UPDATE 24.09.2015 Script version 2.20150924.4
- Script now handles dependency monitors correctly. Thanks to my colleague David Risch for this bug report.
- I have rewritten the logging: all detailed alert and monitor information can now be exported into CSV files by using the new switch -ExportDataToCSV
In big environment this script can potentially close hundreds of alerts and this information would be too big for an event log entry
Please read the corresponding blog post
I created a script to help me with the SCOM alert handling and management according to Microsofts good practices. This script handles alerts:
- It closes all open SCOM alerts (ResolutionState <> 255) where the TimeRaised property is older than a certain age.
-> This will clean up my console if the Operators have forgotten to close alerts in time
- It closes all new SCOM alerts (ResolutionState = 0) where the TimeRaised property is older than the configured SCOM alert grooming age (default 7 days)
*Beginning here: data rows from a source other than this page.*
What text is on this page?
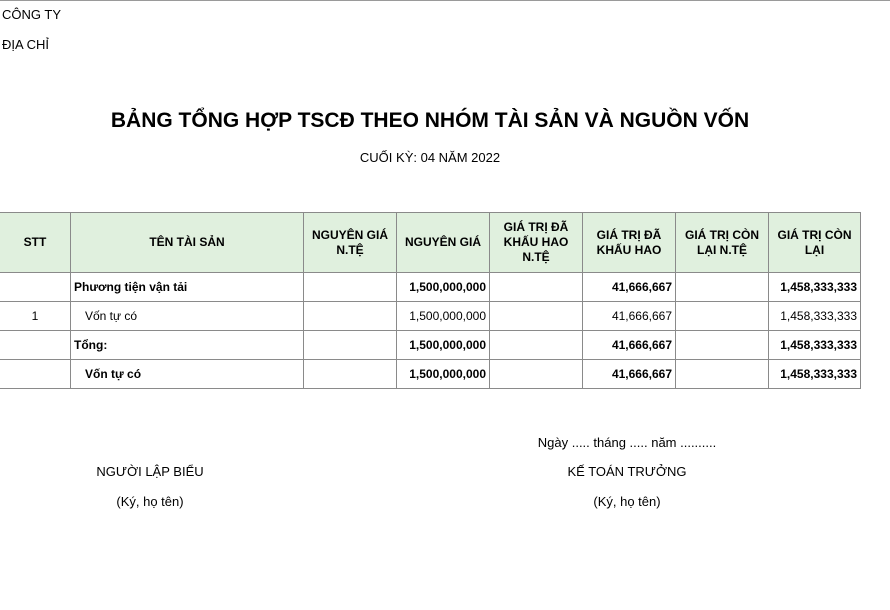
CÔNG TY
ĐỊA CHỈ
BẢNG TỔNG HỢP TSCĐ THEO NHÓM TÀI SẢN VÀ NGUỒN VỐN
CUỐI KỲ: 04 NĂM 2022
STT	TÊN TÀI SẢN	NGUYÊN GIÁ N.TỆ	NGUYÊN GIÁ	GIÁ TRỊ ĐÃ KHẤU HAO N.TỆ	GIÁ TRỊ ĐÃ KHẤU HAO	GIÁ TRỊ CÒN LẠI N.TỆ	GIÁ TRỊ CÒN LẠI
	Phương tiện vận tải		1,500,000,000		41,666,667		1,458,333,333
1	Vốn tự có		1,500,000,000		41,666,667		1,458,333,333
	Tổng:		1,500,000,000		41,666,667		1,458,333,333
	Vốn tự có		1,500,000,000		41,666,667		1,458,333,333
Ngày ..... tháng ..... năm ..........
NGƯỜI LẬP BIỂU
(Ký, họ tên)
KẾ TOÁN TRƯỞNG
(Ký, họ tên)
-> This will clean up my console if the Operators have forgotten to acknowledge or otherwise handle open alerts
- It closes alerts created by specific workflows in a configurable amount of time by using an XML file with custom alert handling rules
-> This allows you to configure exceptions to the rules above. E.g. some alerts created by the AD MP rules are not relevant after X hours. So you can close the alert safely because it will be triggered again if the issue still exists.
See attached XML file
But this script takes also care of the causing monitors and their health state:
- If a monitor alert is closed by the script it will automatically reset the causing monitor if necessary.
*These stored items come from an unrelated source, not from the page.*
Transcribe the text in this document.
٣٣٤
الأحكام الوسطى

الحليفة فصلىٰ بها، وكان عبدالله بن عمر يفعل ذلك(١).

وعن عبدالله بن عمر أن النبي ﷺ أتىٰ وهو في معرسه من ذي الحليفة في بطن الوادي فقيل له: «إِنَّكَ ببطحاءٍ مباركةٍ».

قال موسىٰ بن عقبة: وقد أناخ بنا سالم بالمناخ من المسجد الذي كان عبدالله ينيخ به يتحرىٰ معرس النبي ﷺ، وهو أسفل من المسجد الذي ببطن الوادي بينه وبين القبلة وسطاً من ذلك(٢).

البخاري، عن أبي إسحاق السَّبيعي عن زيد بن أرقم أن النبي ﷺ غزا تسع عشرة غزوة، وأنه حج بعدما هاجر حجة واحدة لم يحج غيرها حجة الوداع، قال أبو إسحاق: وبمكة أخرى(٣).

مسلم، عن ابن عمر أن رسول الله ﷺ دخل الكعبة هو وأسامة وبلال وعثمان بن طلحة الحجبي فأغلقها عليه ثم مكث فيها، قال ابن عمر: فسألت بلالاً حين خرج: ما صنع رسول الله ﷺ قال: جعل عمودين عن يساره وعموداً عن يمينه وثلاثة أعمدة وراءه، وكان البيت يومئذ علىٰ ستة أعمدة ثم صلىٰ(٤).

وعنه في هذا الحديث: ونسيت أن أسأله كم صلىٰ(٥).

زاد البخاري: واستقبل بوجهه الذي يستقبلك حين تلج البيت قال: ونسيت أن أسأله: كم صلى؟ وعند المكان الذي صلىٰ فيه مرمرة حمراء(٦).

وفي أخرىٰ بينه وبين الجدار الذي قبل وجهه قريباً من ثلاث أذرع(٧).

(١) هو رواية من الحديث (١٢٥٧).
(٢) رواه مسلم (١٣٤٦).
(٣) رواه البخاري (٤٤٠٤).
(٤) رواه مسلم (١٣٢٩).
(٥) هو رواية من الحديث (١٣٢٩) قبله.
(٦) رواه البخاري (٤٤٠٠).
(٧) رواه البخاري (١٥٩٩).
-> This will ensure that if the root cause has not been fixed the monitor will trigger a new alert during the next execution cycle.
- It analysis closed monitoring alerts for the last 24 hours. If there is a closed monitor alert not tagged by the script than it is probable that an Operator has closed this alert manually. The script checks if the causing monitor has been reset. If
not, the script will reset the monitor.
-> This handles the common mistake that Operators will close alerts without taking care of the causing monitor.